Abstract: Worker Cooperatives in America is a collection of articles written by various authors discussing labour organizations in the United States. Broken down into seven sections, the collection provides a historical background of worker cooperatives as well as a contemporary discussion of small and large co-ops operating in the mid 1980s.
Worker cooperatives are "productive firms that are democratically owned and managed by their workers. In an age of unparalleled bureaucratization where employees rarely participate in the ownership or control of organizations that shape their working lives, worker cooperatives are a vital form of workplace democracy."
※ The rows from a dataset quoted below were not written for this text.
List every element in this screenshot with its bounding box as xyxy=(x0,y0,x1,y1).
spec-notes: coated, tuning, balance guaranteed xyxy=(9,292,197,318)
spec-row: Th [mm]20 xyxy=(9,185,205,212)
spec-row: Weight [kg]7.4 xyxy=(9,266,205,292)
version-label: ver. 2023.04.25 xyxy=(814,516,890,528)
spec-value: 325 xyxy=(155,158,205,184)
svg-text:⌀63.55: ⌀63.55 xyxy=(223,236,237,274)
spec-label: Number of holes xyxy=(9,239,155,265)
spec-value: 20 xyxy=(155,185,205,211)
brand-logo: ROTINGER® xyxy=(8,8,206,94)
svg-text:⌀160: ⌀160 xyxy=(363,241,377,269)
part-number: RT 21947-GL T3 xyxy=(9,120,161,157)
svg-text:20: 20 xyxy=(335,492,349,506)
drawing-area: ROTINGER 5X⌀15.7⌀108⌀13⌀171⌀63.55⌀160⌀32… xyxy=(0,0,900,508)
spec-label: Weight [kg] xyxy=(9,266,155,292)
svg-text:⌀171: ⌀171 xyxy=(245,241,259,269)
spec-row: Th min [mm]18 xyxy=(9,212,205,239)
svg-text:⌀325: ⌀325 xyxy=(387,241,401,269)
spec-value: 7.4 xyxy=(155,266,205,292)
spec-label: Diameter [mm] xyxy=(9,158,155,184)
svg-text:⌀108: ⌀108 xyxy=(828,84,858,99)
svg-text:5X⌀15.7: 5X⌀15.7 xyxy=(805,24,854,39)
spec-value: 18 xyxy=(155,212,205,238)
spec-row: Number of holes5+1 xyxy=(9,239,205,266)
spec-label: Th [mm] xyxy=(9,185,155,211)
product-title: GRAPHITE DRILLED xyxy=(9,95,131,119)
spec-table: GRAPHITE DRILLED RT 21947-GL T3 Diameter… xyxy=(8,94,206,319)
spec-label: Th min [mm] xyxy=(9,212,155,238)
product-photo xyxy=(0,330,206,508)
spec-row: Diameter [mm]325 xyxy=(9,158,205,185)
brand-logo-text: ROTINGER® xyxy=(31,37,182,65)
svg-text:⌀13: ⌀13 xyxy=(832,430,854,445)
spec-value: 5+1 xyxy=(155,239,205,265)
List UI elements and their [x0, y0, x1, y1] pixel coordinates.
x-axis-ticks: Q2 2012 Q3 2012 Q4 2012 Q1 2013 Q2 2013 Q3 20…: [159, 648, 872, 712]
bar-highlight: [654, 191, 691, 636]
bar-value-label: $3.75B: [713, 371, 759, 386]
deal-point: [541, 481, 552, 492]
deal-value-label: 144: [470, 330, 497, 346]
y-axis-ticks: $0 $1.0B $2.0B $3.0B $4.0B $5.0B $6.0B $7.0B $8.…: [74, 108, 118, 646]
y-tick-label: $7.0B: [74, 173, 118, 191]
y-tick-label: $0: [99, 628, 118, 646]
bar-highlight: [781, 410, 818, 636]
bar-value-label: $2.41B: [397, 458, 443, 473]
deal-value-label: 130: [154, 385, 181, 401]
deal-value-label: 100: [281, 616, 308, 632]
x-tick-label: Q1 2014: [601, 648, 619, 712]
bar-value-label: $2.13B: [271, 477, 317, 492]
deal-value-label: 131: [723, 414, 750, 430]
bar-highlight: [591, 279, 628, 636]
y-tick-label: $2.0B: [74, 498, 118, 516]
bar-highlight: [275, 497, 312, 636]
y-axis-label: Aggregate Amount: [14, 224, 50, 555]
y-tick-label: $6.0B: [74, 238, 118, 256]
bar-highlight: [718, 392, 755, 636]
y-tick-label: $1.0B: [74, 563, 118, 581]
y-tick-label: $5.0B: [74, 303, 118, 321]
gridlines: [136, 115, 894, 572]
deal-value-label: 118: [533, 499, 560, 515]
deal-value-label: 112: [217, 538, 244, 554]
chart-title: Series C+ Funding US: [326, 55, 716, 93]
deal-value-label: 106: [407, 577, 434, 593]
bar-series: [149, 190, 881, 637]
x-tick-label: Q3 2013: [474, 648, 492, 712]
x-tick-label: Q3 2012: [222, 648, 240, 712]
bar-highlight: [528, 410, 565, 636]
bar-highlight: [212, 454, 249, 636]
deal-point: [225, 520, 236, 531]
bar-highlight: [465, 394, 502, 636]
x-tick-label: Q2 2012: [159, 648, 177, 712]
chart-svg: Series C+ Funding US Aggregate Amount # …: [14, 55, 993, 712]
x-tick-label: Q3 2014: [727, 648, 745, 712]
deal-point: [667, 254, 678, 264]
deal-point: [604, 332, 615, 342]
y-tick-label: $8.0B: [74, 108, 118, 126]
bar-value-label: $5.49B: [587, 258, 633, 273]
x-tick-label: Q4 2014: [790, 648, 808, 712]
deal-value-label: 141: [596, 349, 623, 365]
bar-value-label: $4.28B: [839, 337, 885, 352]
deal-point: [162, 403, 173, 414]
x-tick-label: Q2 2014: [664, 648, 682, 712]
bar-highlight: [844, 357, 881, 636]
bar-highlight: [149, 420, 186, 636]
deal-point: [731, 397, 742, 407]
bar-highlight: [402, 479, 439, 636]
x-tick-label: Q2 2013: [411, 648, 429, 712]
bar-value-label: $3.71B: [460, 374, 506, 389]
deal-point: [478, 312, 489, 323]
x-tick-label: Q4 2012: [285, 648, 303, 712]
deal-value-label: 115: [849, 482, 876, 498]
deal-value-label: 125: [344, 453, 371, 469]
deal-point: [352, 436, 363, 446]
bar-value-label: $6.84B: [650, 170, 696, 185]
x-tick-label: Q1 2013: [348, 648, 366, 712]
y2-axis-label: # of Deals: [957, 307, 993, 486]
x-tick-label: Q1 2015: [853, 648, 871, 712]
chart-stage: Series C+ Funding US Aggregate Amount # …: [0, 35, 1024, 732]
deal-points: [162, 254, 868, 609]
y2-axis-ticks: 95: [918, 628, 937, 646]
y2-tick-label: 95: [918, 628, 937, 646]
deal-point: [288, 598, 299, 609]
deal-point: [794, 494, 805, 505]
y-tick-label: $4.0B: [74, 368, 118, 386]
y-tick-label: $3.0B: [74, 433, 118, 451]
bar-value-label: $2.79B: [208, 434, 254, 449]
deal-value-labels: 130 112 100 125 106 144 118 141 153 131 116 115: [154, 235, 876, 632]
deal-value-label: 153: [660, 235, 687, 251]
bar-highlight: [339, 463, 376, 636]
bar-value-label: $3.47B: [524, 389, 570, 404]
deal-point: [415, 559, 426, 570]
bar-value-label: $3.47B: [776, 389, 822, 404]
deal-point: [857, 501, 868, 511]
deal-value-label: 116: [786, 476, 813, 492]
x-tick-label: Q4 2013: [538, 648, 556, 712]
Economic uncertainties of the 1970s and the growing competition from European and Asian markets left the American economy in serious trouble. Many corporations turned away from American workers looking towards the Third World to produce and manufacture goods through non-unionized, cheaper labour.
Worker Cooperative in America discusses the beneficial aspects of funding co-op programs that have the potential to help eliminate and resolve some of Americas' economic problems. "The conventional capitalist workplace of today makes the worker only an extension of its system of production, subordinate both to the organization of work and to the technology used in production." Workers survive and succeed in such a system by tailoring their skills, and indeed themselves, to the external requirements of the system." By contrast, worker cooperatives place workers at the center of the decision making process incorporating their ideas and talents.
Looking at the challenges, dilemmas and obstacles hindering the growth of worker cooperatives as well as providing a section discussing ways to overcome these obstacles, the collection demonstrates how co-ops have the power to build stronger workplaces, improving the lives of the workers and the value of the companies they work with. The authors provide perspectives on how to run successful co-ops and address the issues hindering cooperative growth. The book aims to present a study in which individuals can learn how to overcome the internal and external barriers preventing cooperative success.